Wir sind mitten in einer großen Transformation, die sich zwar sehr langsam aber stetig vollzieht. Die Bereisung hat auch einige neue Erkenntnisse gebracht, vor allem, dass es viel Beratung und Begleitung sowie Förderung von kreativen, werkstattähnlichen Formaten braucht. Es bedarf eines interdisziplinären Herangehens mit Bauverantwortlichen, Theologen und anderen Partnern sowie einer guten Vernetzung mit lokalen Akteuren. Kirchen sind als öffentliche Räume zu verstehen. Als solche sind sie gebaut und nur so können sie weiter erhalten bleiben. Mit der Einschränkung: vielleicht trotzdem nicht alle. Wie weit sich dabei Kirche in ihrer Ausdrucksweise verändert, bleibt abzuwarten und auch spannend - sowohl inhaltlich als auch baulich. Aktuell überwiegen noch deutlich die Teile des Bisherigen: Viel Beharrungsvermögen, teilweise starre Denkmalbehörden, Angst vor Veränderung und mangelnde Kraft. Aber es ist etwas in Bewegung geraten! Gerade die aktuelle Kirchenmitgliedsstudie hat das noch einmal angeschoben, nicht nur bei uns in der EKM, sondern in allen Landeskirchen.
Jürgen Willinghöfer, Sona Beeck, Lars Weitemeier (alle drei Berliner Gestaltungsbüro chezweitz), Ulrike Rothe (IBA Thüringen), Jana Petri (Erprobungsräume EKM), Prof.

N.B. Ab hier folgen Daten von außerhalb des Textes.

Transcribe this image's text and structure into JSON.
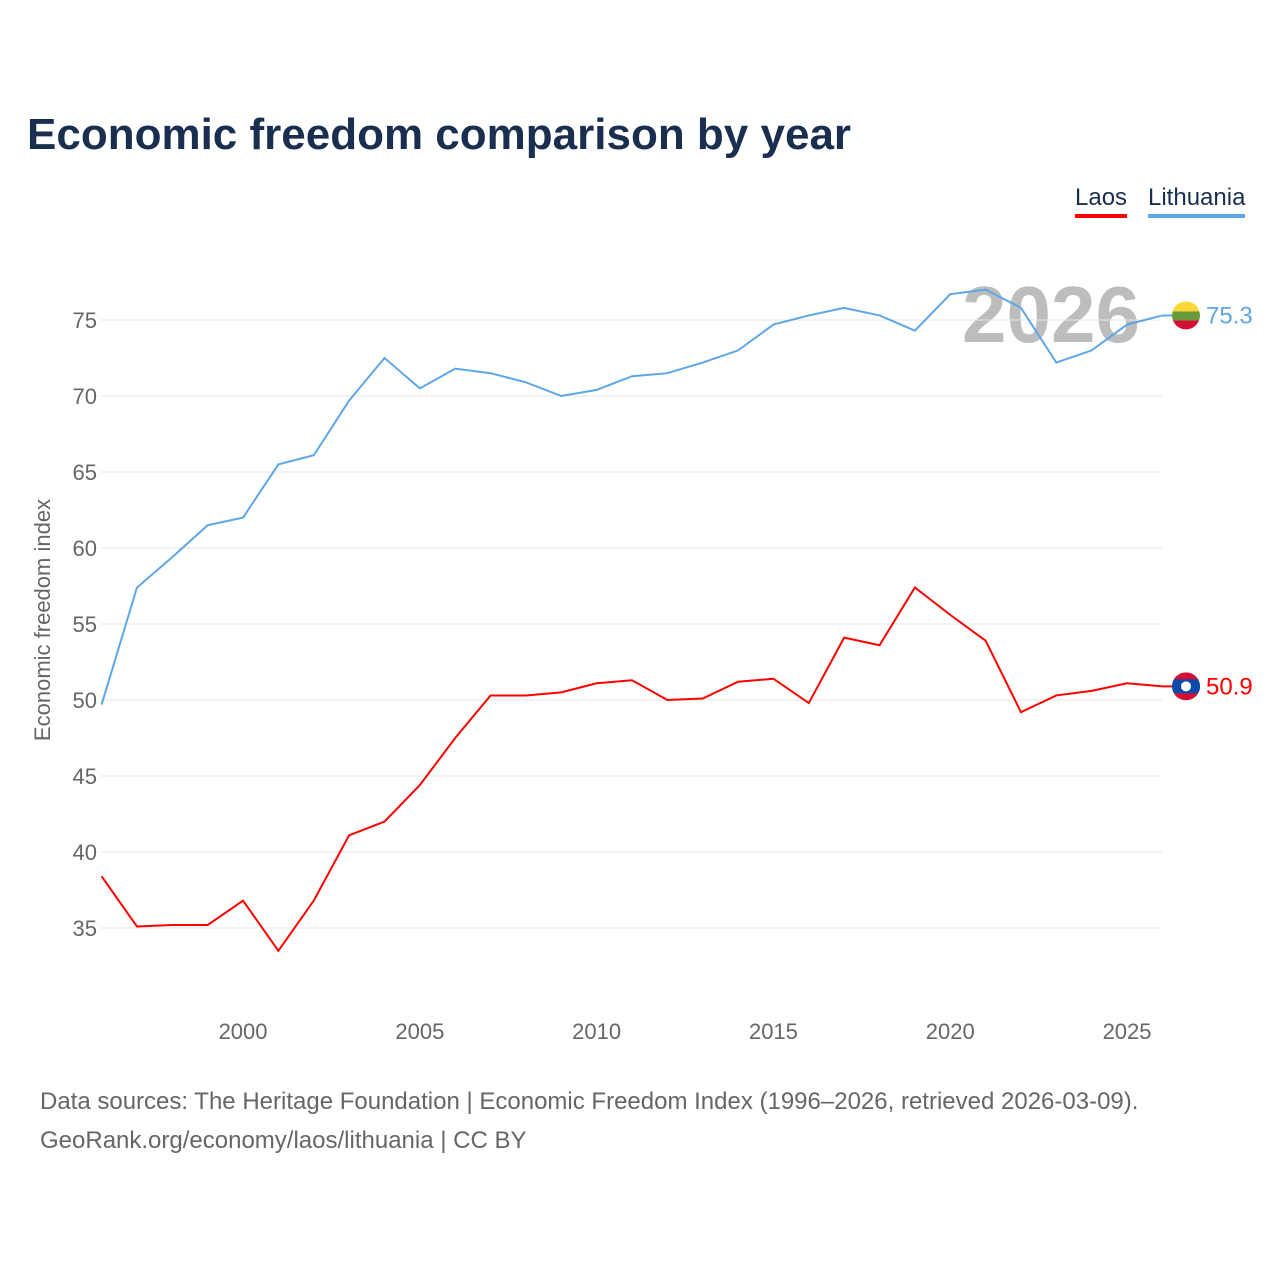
{
  "chart_data": {
    "type": "line",
    "title": "Economic freedom comparison by year",
    "ylabel": "Economic freedom index",
    "xlabel": "",
    "x": [
      1996,
      1997,
      1998,
      1999,
      2000,
      2001,
      2002,
      2003,
      2004,
      2005,
      2006,
      2007,
      2008,
      2009,
      2010,
      2011,
      2012,
      2013,
      2014,
      2015,
      2016,
      2017,
      2018,
      2019,
      2020,
      2021,
      2022,
      2023,
      2024,
      2025,
      2026
    ],
    "series": [
      {
        "name": "Laos",
        "color": "#ff0000",
        "end_label": "50.9",
        "values": [
          38.4,
          35.1,
          35.2,
          35.2,
          36.8,
          33.5,
          36.8,
          41.1,
          42.0,
          44.4,
          47.5,
          50.3,
          50.3,
          50.5,
          51.1,
          51.3,
          50.0,
          50.1,
          51.2,
          51.4,
          49.8,
          54.1,
          53.6,
          57.4,
          55.6,
          53.9,
          49.2,
          50.3,
          50.6,
          51.1,
          50.9
        ]
      },
      {
        "name": "Lithuania",
        "color": "#5ea6e8",
        "end_label": "75.3",
        "values": [
          49.7,
          57.4,
          59.4,
          61.5,
          62.0,
          65.5,
          66.1,
          69.7,
          72.5,
          70.5,
          71.8,
          71.5,
          70.9,
          70.0,
          70.4,
          71.3,
          71.5,
          72.2,
          73.0,
          74.7,
          75.3,
          75.8,
          75.3,
          74.3,
          76.7,
          77.0,
          75.8,
          72.2,
          73.0,
          74.7,
          75.3
        ]
      }
    ],
    "yticks": [
      35,
      40,
      45,
      50,
      55,
      60,
      65,
      70,
      75
    ],
    "xticks": [
      2000,
      2005,
      2010,
      2015,
      2020,
      2025
    ],
    "ylim": [
      30,
      80
    ],
    "xlim": [
      1996,
      2026
    ],
    "year_label": "2026",
    "legend_position": "top-right",
    "grid": true
  },
  "sources": {
    "line1": "Data sources: The Heritage Foundation | Economic Freedom Index (1996–2026, retrieved 2026-03-09).",
    "line2": "GeoRank.org/economy/laos/lithuania | CC BY"
  }
}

Dr. Thomas Erne (ehem. Kirchbauinstitut), Elke Bergt, Aline Ott, Lisa-Marie Hottenrott (alle drei Baureferat EKM) haben neben den Engagierten vor Ort an der Bereisung teilgenommen.
Für 2024 ist ein dritter Band unserer im Jovis-Verlag erschienen Bücher geplant. Wer gerne was auf die Ohren mag - auch der Podcast „Kirchen aufgeschlossen“ wird die Erfahrungen der letzten Jahre weiter sammeln und Tipps&Tricks für einen neuen Typus Kirche weitergeben. Denn nun geht es daran, diese Ideen, Lernerfahrungen und Gelingensfaktoren auch über Thüringen hinaus publik zu machen.